This makes a certain sense if you imagine that the internal loop counter (note, CL is not modified) is only modified in increments of 2. If incremented, it will count from 0-254 then overflow.

The instruction will also never terminate if given CL == 0, which is a little harder to explain. One might assume that they would have checked for 0.
 
Last edited:
That's really strange. I assume it does terminate with odd count values, right?
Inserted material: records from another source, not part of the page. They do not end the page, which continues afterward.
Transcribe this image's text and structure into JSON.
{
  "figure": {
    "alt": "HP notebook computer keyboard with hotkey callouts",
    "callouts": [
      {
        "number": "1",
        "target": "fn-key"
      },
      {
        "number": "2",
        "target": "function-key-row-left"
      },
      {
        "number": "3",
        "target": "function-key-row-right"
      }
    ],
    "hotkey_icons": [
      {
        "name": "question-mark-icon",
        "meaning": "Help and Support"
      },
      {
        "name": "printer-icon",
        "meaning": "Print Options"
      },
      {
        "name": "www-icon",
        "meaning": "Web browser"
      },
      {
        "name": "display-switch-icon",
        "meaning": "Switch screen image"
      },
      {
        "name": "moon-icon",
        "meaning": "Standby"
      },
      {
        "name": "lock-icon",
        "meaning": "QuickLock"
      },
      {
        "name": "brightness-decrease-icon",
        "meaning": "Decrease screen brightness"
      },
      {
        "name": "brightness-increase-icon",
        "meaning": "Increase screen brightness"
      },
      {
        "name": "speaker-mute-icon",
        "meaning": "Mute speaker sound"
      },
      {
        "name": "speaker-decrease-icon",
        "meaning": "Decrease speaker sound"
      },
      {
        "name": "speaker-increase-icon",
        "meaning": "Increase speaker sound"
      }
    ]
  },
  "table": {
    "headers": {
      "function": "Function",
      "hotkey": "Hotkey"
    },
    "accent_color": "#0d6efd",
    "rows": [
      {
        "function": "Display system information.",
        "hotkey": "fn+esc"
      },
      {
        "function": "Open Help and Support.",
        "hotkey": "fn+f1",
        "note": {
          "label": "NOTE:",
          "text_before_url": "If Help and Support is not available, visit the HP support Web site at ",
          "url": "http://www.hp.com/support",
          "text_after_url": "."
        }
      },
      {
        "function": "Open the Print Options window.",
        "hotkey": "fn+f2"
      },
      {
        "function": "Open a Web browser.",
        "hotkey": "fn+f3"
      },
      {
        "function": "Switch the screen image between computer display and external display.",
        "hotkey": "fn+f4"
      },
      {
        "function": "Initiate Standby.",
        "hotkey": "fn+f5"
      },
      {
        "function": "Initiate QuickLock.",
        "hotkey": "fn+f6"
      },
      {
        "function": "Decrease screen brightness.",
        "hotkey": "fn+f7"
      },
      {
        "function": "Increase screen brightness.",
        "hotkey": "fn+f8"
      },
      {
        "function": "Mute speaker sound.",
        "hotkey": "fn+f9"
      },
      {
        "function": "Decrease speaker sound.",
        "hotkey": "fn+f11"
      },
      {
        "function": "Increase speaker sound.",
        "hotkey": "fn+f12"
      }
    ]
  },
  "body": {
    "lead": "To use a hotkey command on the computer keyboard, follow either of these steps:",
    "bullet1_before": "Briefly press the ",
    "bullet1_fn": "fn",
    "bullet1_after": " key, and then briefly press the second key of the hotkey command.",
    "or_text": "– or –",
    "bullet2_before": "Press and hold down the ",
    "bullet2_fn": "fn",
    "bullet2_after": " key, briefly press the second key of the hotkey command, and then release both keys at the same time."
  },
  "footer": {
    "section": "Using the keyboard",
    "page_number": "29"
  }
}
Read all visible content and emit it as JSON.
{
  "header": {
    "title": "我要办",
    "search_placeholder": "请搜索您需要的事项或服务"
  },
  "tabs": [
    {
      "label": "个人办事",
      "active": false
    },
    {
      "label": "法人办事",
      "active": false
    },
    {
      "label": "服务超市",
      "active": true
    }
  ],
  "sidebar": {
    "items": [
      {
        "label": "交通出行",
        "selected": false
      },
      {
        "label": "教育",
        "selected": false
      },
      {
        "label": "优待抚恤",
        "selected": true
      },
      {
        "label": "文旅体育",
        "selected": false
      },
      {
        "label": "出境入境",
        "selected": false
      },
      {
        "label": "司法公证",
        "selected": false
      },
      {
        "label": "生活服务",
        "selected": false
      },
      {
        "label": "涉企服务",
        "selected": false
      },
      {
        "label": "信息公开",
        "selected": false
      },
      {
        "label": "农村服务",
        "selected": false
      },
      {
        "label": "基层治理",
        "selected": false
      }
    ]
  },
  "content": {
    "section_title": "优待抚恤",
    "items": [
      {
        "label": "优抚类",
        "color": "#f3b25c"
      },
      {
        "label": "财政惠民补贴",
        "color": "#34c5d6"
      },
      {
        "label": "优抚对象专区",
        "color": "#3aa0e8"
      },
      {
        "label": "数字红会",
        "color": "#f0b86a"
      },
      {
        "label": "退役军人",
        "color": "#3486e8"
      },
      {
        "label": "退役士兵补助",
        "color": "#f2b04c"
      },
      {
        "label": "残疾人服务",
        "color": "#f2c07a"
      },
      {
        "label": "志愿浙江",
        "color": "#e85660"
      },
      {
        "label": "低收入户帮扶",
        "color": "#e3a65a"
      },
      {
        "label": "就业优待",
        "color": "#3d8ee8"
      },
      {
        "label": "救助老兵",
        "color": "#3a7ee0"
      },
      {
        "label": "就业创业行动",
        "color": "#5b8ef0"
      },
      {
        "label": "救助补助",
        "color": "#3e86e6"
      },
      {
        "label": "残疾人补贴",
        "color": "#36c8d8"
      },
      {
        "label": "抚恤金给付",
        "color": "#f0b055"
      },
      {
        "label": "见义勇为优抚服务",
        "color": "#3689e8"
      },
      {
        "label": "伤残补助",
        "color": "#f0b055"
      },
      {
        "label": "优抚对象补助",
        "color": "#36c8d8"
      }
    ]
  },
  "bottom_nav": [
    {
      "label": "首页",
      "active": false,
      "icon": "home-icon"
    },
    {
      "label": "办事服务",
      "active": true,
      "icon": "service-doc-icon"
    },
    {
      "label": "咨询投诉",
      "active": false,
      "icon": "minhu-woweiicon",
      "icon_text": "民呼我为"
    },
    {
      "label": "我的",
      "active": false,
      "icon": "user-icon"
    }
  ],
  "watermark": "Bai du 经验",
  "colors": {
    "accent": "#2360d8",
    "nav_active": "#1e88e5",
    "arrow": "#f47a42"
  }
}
Then it would normally have to stop when the counter wraps, since it would never reach zero either.

Thinking more about the gaps in the opcode map:

62h BOUND (modrm, reads 2 words from memory)
63h modrm, reads 1 word, 60 clocks ???

D6h 14-18 clocks ??? + XLAT
D7h XLAT

F0h LOCK prefix
F1h does it do something?

It could be (again, making somewhat naive assumptions here) that 63h is running the second half of the BOUND microcode, and D6h something before XLAT? Possibly some fuzzing might reveal that the word read from memory isn't ignored, but compared with some - possibly internal - register and may invoke INT 05h under the right conditions.

You didn't mention F1h in the blog post; this is an alias for LOCK on the 8086, causes INT 06h on the 186, and is an undocumented prefix for ICE on the 286. Does your bus monitor show anything happening for it?
 
That's really strange. I assume it does terminate with odd count values, right? Then it would normally have to stop when the counter wraps, since it would never reach zero either.

Odd values are valid. I am suspecting that the logic is something like:
Code:
terminating_count = CL;
while (counter < terminating_count) {
 // do operation
 counter += 2;
}
if (counter != terminating_count) {
  // handle odd nibble
}

This logic explains why CL==255 loops forever, but not why CL==0 does...

Also, CL is never updated. So I don't imagine that these string BCD ops are interruptible. However, with a maximum count of 254 that's probably not an issue.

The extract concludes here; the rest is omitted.